ESA Documentation Requirements - JE Part A
Erythropoietin Stimulating Agent (ESA) Documentation Requirements
It is expected that patient's medical records reflect the need for care/services provided. The listing of records is not all inclusive. Providers must ensure all necessary records are submitted to support services rendered. They may include:
- Signature logs and Signature Attestation Statement [PDF] should be submitted when physician and/or clinician signatures are illegible
- If an electronic health record is used, the Electronic Order Signature Process Form [PDF] should be submitted to verify provider's Electronic Ordering System is secure
- If order for medication(s) be unsigned, there must be medical documentation (e.g. a progress note) by treating physician that he/she intended medication(s) to be administered including dose, route of administration and frequency
- Documentation showing intent for medication administration must be authenticated by author via a handwritten or electronic signature
- Include clinician name and credentials
- Nurse notes related to the administration of medication
- Most recent physician clinic/progress notes pertaining to diagnosis/reason medication is being given
- Documentation to support continued administration or dose reductions
- Hemoglobin and hematocrit including pretreatment levels
- Erythropoietin level
- Bone marrow biopsy results with blast count
- Iron, Folate and B12
- Serum creatinine, creatinine clearance or glomerular filtration rate
Multiple CMS contractors are charged with completing reviews of medical records. See Identifying Which Entity Completed a Part A Claim Review for detailed information about each of these contractors.
Documentation Submission
Once a provider compiles all the necessary documentation, it is important to submit them to the appropriate contractor according to the request received. Select the request below to view the appropriate submission instructions.

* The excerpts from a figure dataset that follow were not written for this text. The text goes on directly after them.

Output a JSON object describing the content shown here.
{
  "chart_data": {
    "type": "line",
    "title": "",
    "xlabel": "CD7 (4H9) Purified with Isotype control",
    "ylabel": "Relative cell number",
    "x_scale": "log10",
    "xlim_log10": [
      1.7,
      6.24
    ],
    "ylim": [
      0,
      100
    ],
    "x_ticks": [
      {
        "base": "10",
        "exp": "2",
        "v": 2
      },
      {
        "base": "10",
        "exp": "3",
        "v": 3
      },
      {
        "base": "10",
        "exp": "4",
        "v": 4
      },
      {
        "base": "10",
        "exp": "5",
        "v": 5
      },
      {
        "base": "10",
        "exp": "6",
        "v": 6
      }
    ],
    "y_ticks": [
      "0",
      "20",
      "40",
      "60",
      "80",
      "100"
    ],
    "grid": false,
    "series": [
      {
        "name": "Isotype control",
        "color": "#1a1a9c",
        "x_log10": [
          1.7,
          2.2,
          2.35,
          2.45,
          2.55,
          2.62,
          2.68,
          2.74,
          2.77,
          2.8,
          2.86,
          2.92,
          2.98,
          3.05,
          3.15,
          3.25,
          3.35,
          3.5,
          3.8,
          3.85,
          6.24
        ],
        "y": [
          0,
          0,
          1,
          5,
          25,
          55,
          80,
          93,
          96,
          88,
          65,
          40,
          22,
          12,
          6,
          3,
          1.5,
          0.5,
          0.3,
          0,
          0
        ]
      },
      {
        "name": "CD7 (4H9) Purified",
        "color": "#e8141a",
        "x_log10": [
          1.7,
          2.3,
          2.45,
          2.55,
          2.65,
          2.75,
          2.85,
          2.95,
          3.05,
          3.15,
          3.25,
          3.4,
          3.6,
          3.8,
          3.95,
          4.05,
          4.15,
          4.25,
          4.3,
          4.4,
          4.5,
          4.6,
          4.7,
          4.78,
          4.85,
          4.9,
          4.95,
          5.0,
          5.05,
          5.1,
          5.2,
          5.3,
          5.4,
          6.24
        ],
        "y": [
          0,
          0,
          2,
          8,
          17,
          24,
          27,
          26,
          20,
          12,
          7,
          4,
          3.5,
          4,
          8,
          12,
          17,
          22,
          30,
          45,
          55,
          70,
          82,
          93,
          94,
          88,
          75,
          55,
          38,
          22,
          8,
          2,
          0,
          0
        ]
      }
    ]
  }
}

- Noridian Medical Review: Additional Documentation Request (ADR)
- Comprehensive Error Rate Testing (CERT): CID Request
- Level One Appeal: Redetermination Request
View the Drugs, Biologicals and Injections webpage for additional information and resources.
Documentation Requirements Disclaimer
The documentation requirements contents/references provided within this section were prepared as educational tools and are not intended to grant rights or impose obligations. Use of these documents are not intended to take the place of either written law or regulations.
The listing of records is not all inclusive. Providers must ensure all necessary records are submitted to support services rendered.
Important that physician intent, physician decision and physician recommendation to provide services derived clearly from the medical record and properly authenticated.
The submission of these records shall not guarantee payment as all applicable coverage requirements must be met.